Led by football's newest holy trinity - Paul Pogba dominating in midfield, Ousmane Dembele clowning defenders at will, and Kylian Mbappe leaving everyone in his dust and bulging the net on the regular - France is on the verge of a Spain-like dynasty. That starts next summer, when Les Bleus top the Selecao in a truly exhilarating World Cup final.
England: Perhaps it's not really a "flop" if you've let your fans down at every given opportunity for over 50 years, but with a legitimately impressive squad boasting potentially world-class talent like Dele Alli and Harry Kane - and with England's youth sides succeeding on multiple fronts of late - there seems to be some genuine excitement creeping through. That will be quashed in typical Three Lions fashion (read: penalties) next summer.
Kylian Mbappe: Likely to be the world's most expensive footballer by the time Russia 2018 begins, Mbappe's explosion onto the scene this past season will only extend into the sport's showpiece tournament. Playing on the best team in the tournament, the 18-year-old sensation will become the first Frenchman since Just Fontaine in 1958 to go home with the top-scorer award. He may not hit 13 tallies in a single tournament like his compatriot, but, incredibly, he'll still be a teenager, and barring injury should have at least three more opportunities to add to his World Cup haul. The sky's the limit.
Neymar: Lionel Messi and Cristiano Ronaldo have had their time. That's not to say that the photogenic Portuguese and electric Argentine are on the decline - on the contrary, Ronaldo somehow seems to be getting more lethal with age - but Neymar, who will be 26 by the time next summer's tournament rolls around, is the prohibitive favourite to next assume the throne as the world's marquee megastar, and Russia 2018 should be the competition where he cements his claim.

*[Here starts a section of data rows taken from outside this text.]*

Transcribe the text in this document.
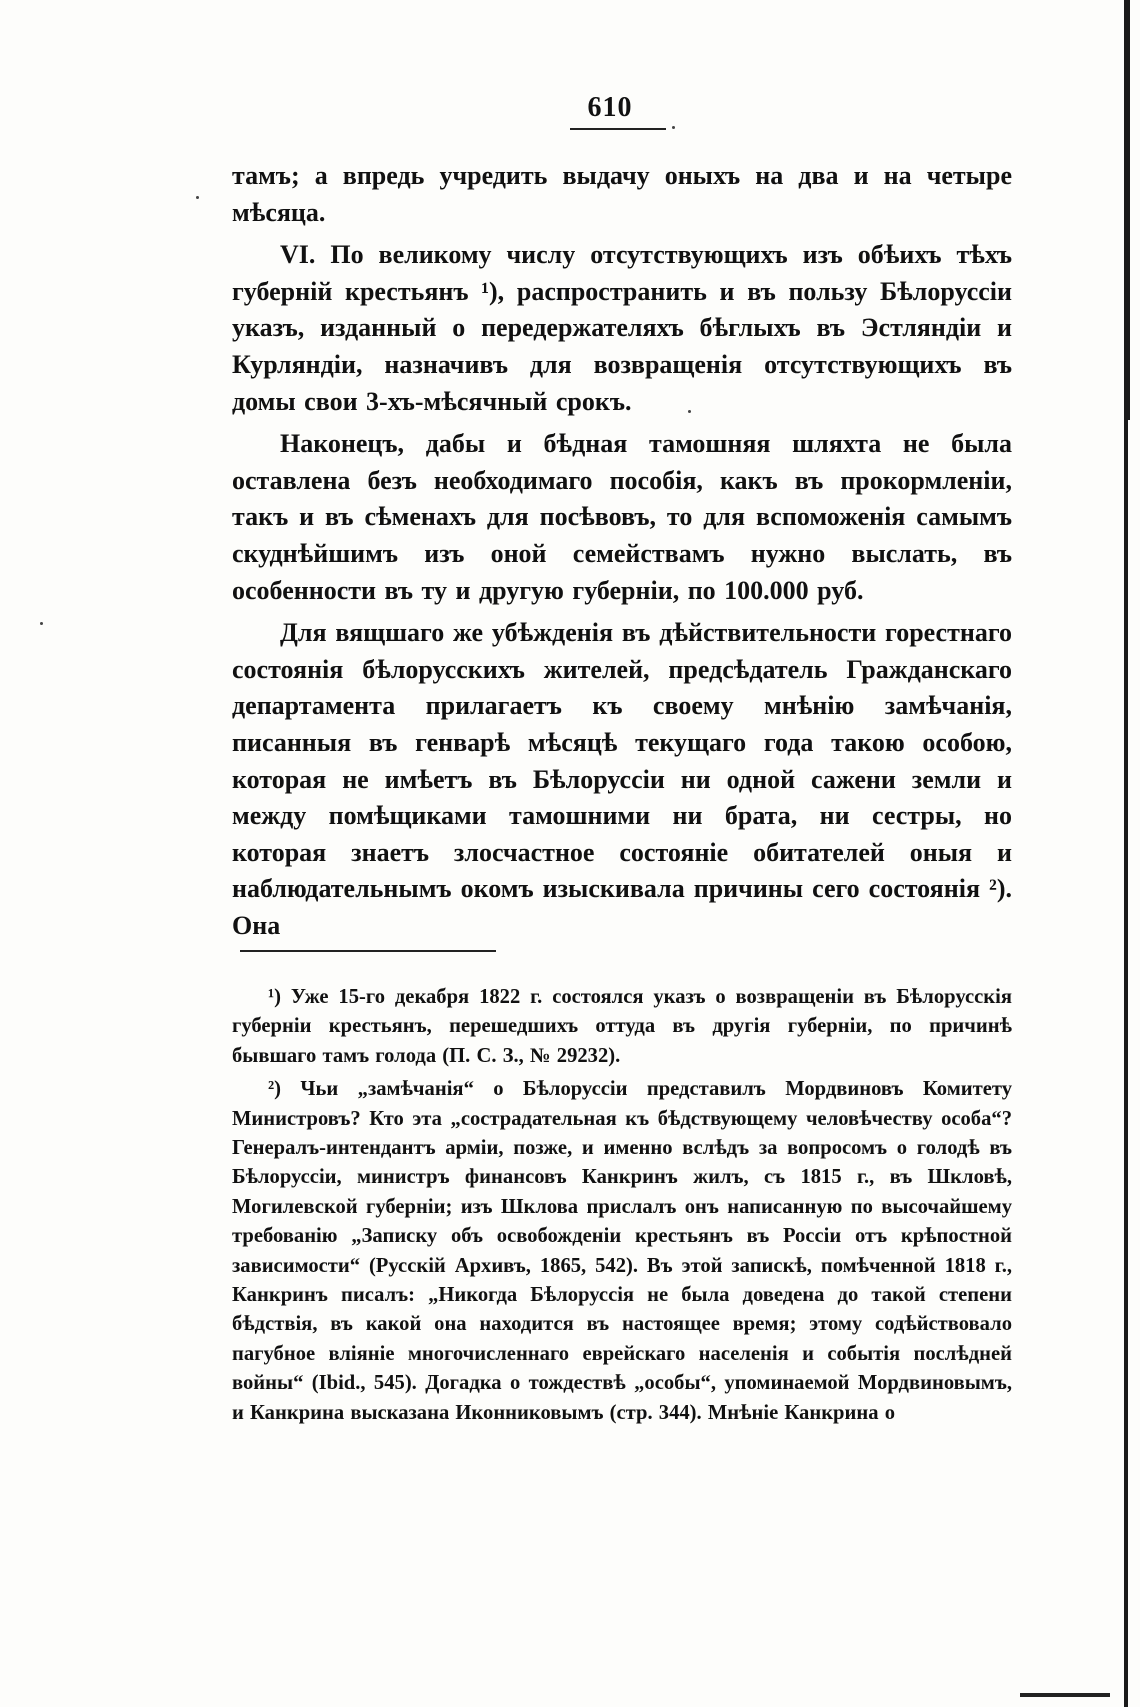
610

тамъ; а впредь учредить выдачу оныхъ на два и на четыре мѣсяца.

VI. По великому числу отсутствующихъ изъ обѣихъ тѣхъ губерній крестьянъ ¹), распространить и въ пользу Бѣлоруссіи указъ, изданный о передержателяхъ бѣглыхъ въ Эстляндіи и Курляндіи, назначивъ для возвращенія отсутствующихъ въ домы свои 3-хъ-мѣсячный срокъ.

Наконецъ, дабы и бѣдная тамошняя шляхта не была оставлена безъ необходимаго пособія, какъ въ прокормленіи, такъ и въ сѣменахъ для посѣвовъ, то для вспоможенія самымъ скуднѣйшимъ изъ оной семействамъ нужно выслать, въ особенности въ ту и другую губерніи, по 100.000 руб.

Для вящшаго же убѣжденія въ дѣйствительности горестнаго состоянія бѣлорусскихъ жителей, предсѣдатель Гражданскаго департамента прилагаетъ къ своему мнѣнію замѣчанія, писанныя въ генварѣ мѣсяцѣ текущаго года такою особою, которая не имѣетъ въ Бѣлоруссіи ни одной сажени земли и между помѣщиками тамошними ни брата, ни сестры, но которая знаетъ злосчастное состояніе обитателей оныя и наблюдательнымъ окомъ изыскивала причины сего состоянія ²). Она

¹) Уже 15-го декабря 1822 г. состоялся указъ о возвращеніи въ Бѣлорусскія губерніи крестьянъ, перешедшихъ оттуда въ другія губерніи, по причинѣ бывшаго тамъ голода (П. С. З., № 29232).

²) Чьи „замѣчанія“ о Бѣлоруссіи представилъ Мордвиновъ Комитету Министровъ? Кто эта „сострадательная къ бѣдствующему человѣчеству особа“? Генералъ-интендантъ арміи, позже, и именно вслѣдъ за вопросомъ о голодѣ въ Бѣлоруссіи, министръ финансовъ Канкринъ жилъ, съ 1815 г., въ Шкловѣ, Могилевской губерніи; изъ Шклова прислалъ онъ написанную по высочайшему требованію „Записку объ освобожденіи крестьянъ въ Россіи отъ крѣпостной зависимости“ (Русскій Архивъ, 1865, 542). Въ этой запискѣ, помѣченной 1818 г., Канкринъ писалъ: „Никогда Бѣлоруссія не была доведена до такой степени бѣдствія, въ какой она находится въ настоящее время; этому содѣйствовало пагубное вліяніе многочисленнаго еврейскаго населенія и событія послѣдней войны“ (Ibid., 545). Догадка о тождествѣ „особы“, упоминаемой Мордвиновымъ, и Канкрина высказана Иконниковымъ (стр. 344). Мнѣніе Канкрина о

Federico Bernardeschi: A tough category, considering many of the world's most notable youngsters have already "broken out" and are the subject of constant attention, making plenty of lists just like this one. Fiorentina winger Federico Bernardeschi, however, hasn't hit those heights just yet. The 23-year-old - a silky-smooth dribbler with a sweet left foot - should be the attacking star to lead Italy's burgeoning youth movement, which has the Azzurri looking well-placed to get out of the group stage of the World Cup for the first time since they won it all in 2006.
Ivory Coast: Maybe this is the year an African nation finally gets over the quarter-final hump and reaches the final four of the World Cup. Les Elephants, the 2015 AFCON champions, are loaded with talent - Eric Bailly and Serge Aurier are excellent, Franck Kessie is a powerhouse, Jean Michael Seri is a rising star, and Wilfried Zaha and Maxwel Cornet are exciting attackers. Yes, having Marc Wilmots run the show is a problem, but maybe the sheer skill can compensate for the Belgian's lack of managerial prowess.